Words and thoughts are only empty verbal or pictorial interpretation, one or more steps removed from the reality these mono-dimensional representations feebly attempt to convey. On the other hand, silent, non-labeling, non-defining, non-interpreting, and open conscious-awareness has a wondrous way of meeting directly with life and reality. It's as if words and thoughts are structures of separating boxes and walls; whereas silent attention is free and boundless. Certainly the conscious-awareness which scans a thorough and lengthy autobiography, is not any of the words and thoughts. The awareness is real, the words are not.
Raw, immediate actuality is not within words and thoughts; it is closer; it is in the still awareness which all existence moves and is experienced within. It can be realised that the reality and the silent conscious meeting with that reality, are same meeting same. They are one. This has to be seen first-hand. The meeting has to be made. Believing it, is only words and thoughts, and so not at all the reality to which we are referring.
In other words: we are not what we think. We are deeper, far richer and more real than words, thoughts and beliefs about "self" can ever convey.
Are you repudiating knowledge?
No, not at all. If I seem to be implying that, then it is likely my weakness of language. Intellectual knowledge is a wonderful, useful and excitingly evolving tool. I am only saying that there is a Reality that is closer than all mentalizing: The conscious-awareness which all intellectualizing happens within and which gives all knowledge it's existence and validity. Most people champion intellectual knowledge. It doesn't need me, and I choose to point elsewhere. But this does not mean I disrespect or discount intelligence and learnable knowledge. In fact, I often wish I had some. The knowledge I am pointing to can not be learned. It's what we truly are.
If there is data and there are practical uses of knowledge of data why would we doubt we can know other things?
I don't doubt. In fact it was while looking at thoughts and knowledge that the curiosity arouse to want to know what was seeing the thoughts.
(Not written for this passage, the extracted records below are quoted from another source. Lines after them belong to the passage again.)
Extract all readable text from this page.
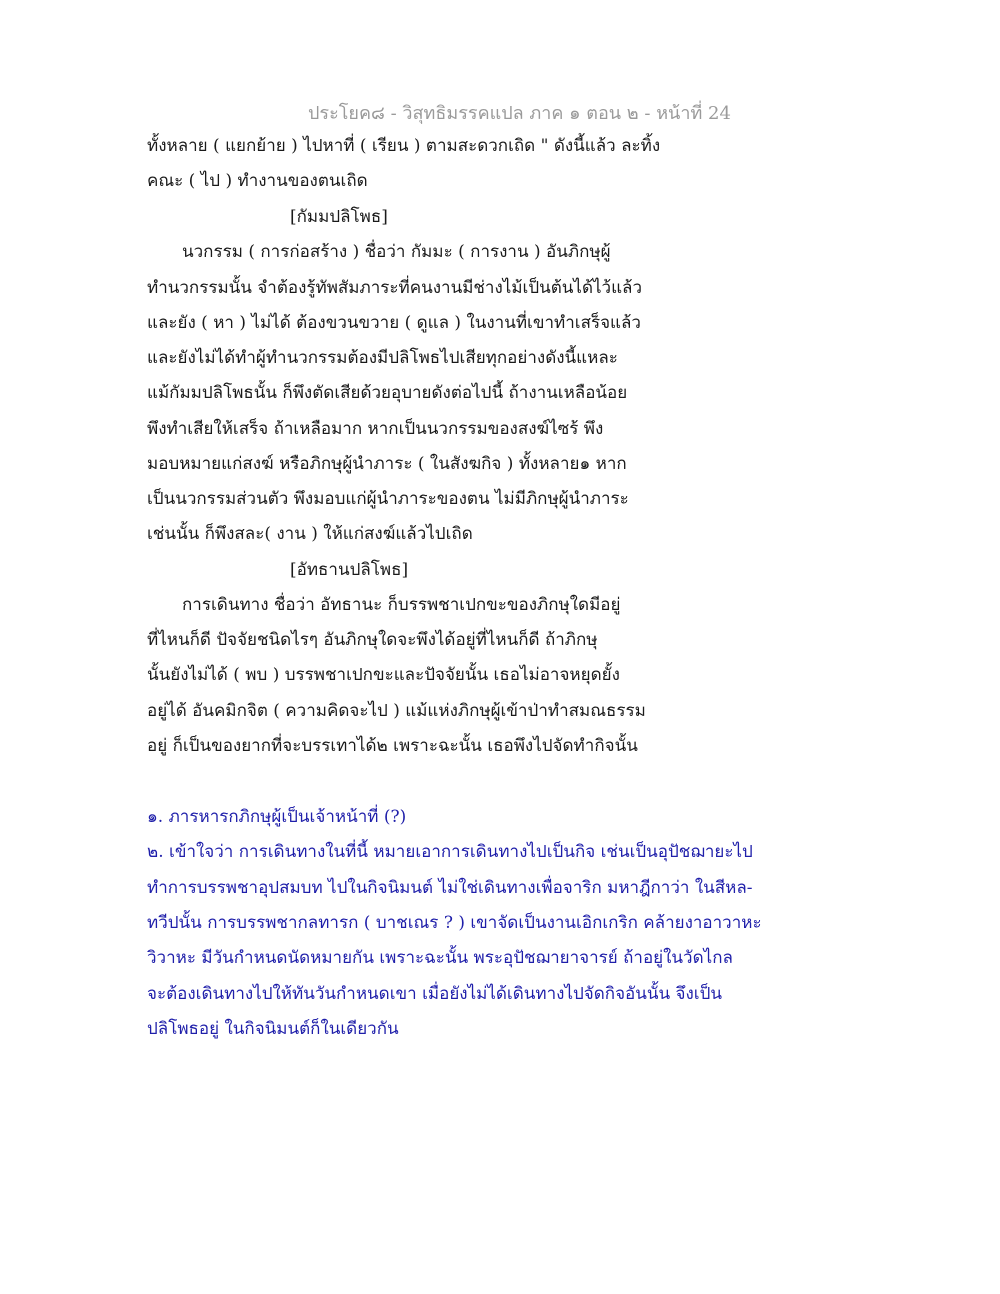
ประโยค๘ - วิสุทธิมรรคแปล ภาค ๑ ตอน ๒ - หน้าที่ 24
ทั้งหลาย ( แยกย้าย ) ไปหาที่ ( เรียน ) ตามสะดวกเถิด " ดังนี้แล้ว ละทิ้ง
คณะ ( ไป ) ทำงานของตนเถิด
[กัมมปลิโพธ]
นวกรรม ( การก่อสร้าง ) ชื่อว่า กัมมะ ( การงาน ) อันภิกษุผู้
ทำนวกรรมนั้น จำต้องรู้ทัพสัมภาระที่คนงานมีช่างไม้เป็นต้นได้ไว้แล้ว
และยัง ( หา ) ไม่ได้ ต้องขวนขวาย ( ดูแล ) ในงานที่เขาทำเสร็จแล้ว
และยังไม่ได้ทำผู้ทำนวกรรมต้องมีปลิโพธไปเสียทุกอย่างดังนี้แหละ
แม้กัมมปลิโพธนั้น ก็พึงตัดเสียด้วยอุบายดังต่อไปนี้ ถ้างานเหลือน้อย
พึงทำเสียให้เสร็จ ถ้าเหลือมาก หากเป็นนวกรรมของสงฆ์ไซร้ พึง
มอบหมายแก่สงฆ์ หรือภิกษุผู้นำภาระ ( ในสังฆกิจ ) ทั้งหลาย๑ หาก
เป็นนวกรรมส่วนตัว พึงมอบแก่ผู้นำภาระของตน ไม่มีภิกษุผู้นำภาระ
เช่นนั้น ก็พึงสละ( งาน ) ให้แก่สงฆ์แล้วไปเถิด
[อัทธานปลิโพธ]
การเดินทาง ชื่อว่า อัทธานะ ก็บรรพชาเปกขะของภิกษุใดมีอยู่
ที่ไหนก็ดี ปัจจัยชนิดไรๆ อันภิกษุใดจะพึงได้อยู่ที่ไหนก็ดี ถ้าภิกษุ
นั้นยังไม่ได้ ( พบ ) บรรพชาเปกขะและปัจจัยนั้น เธอไม่อาจหยุดยั้ง
อยู่ได้ อันคมิกจิต ( ความคิดจะไป ) แม้แห่งภิกษุผู้เข้าป่าทำสมณธรรม
อยู่ ก็เป็นของยากที่จะบรรเทาได้๒ เพราะฉะนั้น เธอพึงไปจัดทำกิจนั้น
๑. ภารหารกภิกษุผู้เป็นเจ้าหน้าที่ (?)
๒. เข้าใจว่า การเดินทางในที่นี้ หมายเอาการเดินทางไปเป็นกิจ เช่นเป็นอุปัชฌายะไป
ทำการบรรพชาอุปสมบท ไปในกิจนิมนต์ ไม่ใช่เดินทางเพื่อจาริก มหาฎีกาว่า ในสีหล-
ทวีปนั้น การบรรพชากลทารก ( บาชเณร ? ) เขาจัดเป็นงานเอิกเกริก คล้ายงาอาวาหะ
วิวาหะ มีวันกำหนดนัดหมายกัน เพราะฉะนั้น พระอุปัชฌายาจารย์ ถ้าอยู่ในวัดไกล
จะต้องเดินทางไปให้ทันวันกำหนดเขา เมื่อยังไม่ได้เดินทางไปจัดกิจอันนั้น จึงเป็น
ปลิโพธอยู่ ในกิจนิมนต์ก็ในเดียวกัน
Can it be realized what we really are? The way to know is through acute observation, very much like how a scientist examines new species and things, that they may show and teach him or her.
Or, is "knowing" even important to you? Don't know; just asking!
Actually, it's all about knowing. What is true? What/who, am I, really? These are the questions that have lighted the way. Not the words so much, as the deep yearning ache to want to genuinely know. However, the realization of the true depths of self can not be known as things and objects are known. It's just too immediate, vast, raw and real. It is not known so much as lived. It's not something we can hold or fit in the mind, it's what we really are. It's what existence is.